Did you catch TV3’s Inside New Zealand documentary programme a few weeks ago on “Satanic Ritual Abuse”? If so, you won’t have forgotten it, try as you might to “repress” the memory. It was one of the most sublimely awful hours of television ever to be broadcast in Godzone — silly, irresponsible and sleazy. A middle-aged woman led a camera crew around the North Island to the sites where as a child she claims to have been been sexually abused in the late 1940s and 1950s by her mum and dad, the parish priest, town dignitaries, and no doubt the local dog catcher and all the dogs.

Therapists testfied that her stories ought to be taken seriously, despite the fact that she only “remembered” them a couple of years ago. The police have not been so gullible, but that didn’t stop TV3 from presenting the whole sorry fantasy, defaming the dead (and the lady’s mum, who is in a resthome with Alzheimer’s) with stories of sadistic sexual rituals, where babies were killed, blood drunk, and a good time had by all.

Two years ago I would have sworn that television in this country had scraped bottom, but when considering commercial television, there is more garbage in heaven and the broadcast day than is dreamt of in your philosophy.

TVNZ squanders two hours of prime time on a pseudodocumentary, apparently on Egyptology, in which Charlton Heston seems to start reasonably enough but which ends with Sphinx-building aliens and the “Face on Mars,” and has regular offerings on the paranormal, proving what every New Ager has always wanted to believe about quack medicine, clairvoyancy, and ESP. The “news” goes infotainment wherever possible and any possible decent programming is cleverly scheduled at a time sufficiently inconvenient — say, 7.30 am — that precious few will see it. But TVNZ can always say, “Oh, we do have fine educational programmes — you elitist snobs can tape them”.

The latest assault on the taste and intelligence of New Zealanders comes at 7.00 pm on weeknights. TV3 is trying to draw viewers away from TVNZ’s Shortland Street and Wheel of Fortune by screening Hard Copy. This deplorable offering is bad enough at any time of day, but it is particularly egregious in this spot, because it carries segments that are rated “AO”. Thus the spirit of competition drives TV3 to flout the “watershed” code which requires that Adults Only material must not be shown before 8.30 pm. By their standards it may seem a small infraction, but it is just another symptom of the degradation of public discourse and entertainment.

New Zealand remains the only English-speaking country in the world without an intelligent, noncommercial alternative to junk television. What a tragedy — especially for young people, whose eyes and minds might be opened to worlds of science, history, and cultural understanding were families given a choice away from the cheap game shows, shallow soaps, and violent entertainment that dominates our evening television.
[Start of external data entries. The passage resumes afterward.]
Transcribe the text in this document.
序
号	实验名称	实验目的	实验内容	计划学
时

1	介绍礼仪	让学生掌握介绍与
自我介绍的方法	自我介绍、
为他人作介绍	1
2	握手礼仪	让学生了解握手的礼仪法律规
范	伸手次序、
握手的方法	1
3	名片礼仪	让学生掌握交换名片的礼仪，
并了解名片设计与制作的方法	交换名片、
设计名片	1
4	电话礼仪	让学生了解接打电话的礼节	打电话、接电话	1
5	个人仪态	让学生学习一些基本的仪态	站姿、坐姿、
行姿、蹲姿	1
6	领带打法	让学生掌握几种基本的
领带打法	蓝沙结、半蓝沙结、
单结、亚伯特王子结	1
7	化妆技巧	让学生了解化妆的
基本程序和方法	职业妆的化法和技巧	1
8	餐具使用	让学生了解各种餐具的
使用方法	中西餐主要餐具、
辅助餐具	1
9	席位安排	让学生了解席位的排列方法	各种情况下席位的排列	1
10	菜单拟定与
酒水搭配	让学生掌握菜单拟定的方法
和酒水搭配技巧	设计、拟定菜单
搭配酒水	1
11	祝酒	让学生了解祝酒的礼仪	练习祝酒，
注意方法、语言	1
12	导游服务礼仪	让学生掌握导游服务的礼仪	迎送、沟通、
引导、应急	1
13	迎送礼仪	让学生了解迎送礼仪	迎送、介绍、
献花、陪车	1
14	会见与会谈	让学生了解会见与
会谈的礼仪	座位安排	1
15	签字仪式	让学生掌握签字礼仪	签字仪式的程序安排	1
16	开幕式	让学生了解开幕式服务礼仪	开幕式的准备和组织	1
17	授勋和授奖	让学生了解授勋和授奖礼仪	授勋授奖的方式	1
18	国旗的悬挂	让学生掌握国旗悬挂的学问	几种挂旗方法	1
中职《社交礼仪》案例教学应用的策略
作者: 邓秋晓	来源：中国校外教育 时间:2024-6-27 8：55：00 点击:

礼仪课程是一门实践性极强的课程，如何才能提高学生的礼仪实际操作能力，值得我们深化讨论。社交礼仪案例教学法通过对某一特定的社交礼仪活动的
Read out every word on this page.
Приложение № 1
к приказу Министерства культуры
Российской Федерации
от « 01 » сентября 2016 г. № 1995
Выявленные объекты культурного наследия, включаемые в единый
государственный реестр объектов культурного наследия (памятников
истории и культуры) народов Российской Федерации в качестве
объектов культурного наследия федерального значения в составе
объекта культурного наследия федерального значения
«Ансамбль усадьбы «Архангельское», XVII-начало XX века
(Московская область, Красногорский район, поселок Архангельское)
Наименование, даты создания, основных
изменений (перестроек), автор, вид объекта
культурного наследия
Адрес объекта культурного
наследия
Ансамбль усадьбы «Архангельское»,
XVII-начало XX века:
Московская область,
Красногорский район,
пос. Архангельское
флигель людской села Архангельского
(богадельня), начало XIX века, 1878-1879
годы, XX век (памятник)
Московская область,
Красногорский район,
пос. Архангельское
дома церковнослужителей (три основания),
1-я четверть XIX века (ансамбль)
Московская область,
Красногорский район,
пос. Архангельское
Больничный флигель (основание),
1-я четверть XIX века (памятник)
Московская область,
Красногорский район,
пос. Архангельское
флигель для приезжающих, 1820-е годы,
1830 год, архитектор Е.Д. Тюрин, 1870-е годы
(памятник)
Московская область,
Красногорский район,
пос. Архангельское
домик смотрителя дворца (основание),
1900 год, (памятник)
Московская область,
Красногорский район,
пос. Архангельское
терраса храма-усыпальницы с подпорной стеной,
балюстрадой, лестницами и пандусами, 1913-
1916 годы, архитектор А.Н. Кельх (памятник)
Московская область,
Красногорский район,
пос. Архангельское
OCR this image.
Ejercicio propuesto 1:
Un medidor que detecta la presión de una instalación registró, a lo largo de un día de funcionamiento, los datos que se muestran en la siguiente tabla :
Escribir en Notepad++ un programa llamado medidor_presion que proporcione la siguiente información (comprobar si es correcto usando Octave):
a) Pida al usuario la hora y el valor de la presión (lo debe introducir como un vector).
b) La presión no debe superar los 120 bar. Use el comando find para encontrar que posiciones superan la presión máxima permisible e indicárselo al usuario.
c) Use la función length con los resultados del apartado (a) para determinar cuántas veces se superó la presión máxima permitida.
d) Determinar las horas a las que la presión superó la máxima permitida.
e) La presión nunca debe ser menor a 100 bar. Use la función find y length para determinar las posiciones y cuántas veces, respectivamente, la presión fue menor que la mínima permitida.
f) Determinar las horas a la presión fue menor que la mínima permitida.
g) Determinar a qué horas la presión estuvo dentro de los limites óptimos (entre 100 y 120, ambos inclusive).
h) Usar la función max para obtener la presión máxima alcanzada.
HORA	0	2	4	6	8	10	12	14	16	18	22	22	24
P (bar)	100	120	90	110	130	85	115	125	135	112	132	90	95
The current Broadcasting Minister, Maurice Wiiliamson, doesn’t want the change (he’s for competition), and neither does the Labour Broadcasting Spokesperson, Steve Maharey, who doesn’t like anything that smacks of “elitism”. Both these chaps tell us New Zealand cannot afford a noncommercial television channel, which misses the point entirely. All that’s needed is a nightly prime-time band of two or three hours for high-quality programmes presented without commercial interruption in the body of the programme. Such an arrangment is eminently affordable for New Zealand.

Williamson and Maharey, however, are happy for their private reasons that we’re to be fed this junk. And every night that passes squanders yet another opportunity to open people’s minds to something better, to make a constructive contribution to knowledge and understanding in New Zealand.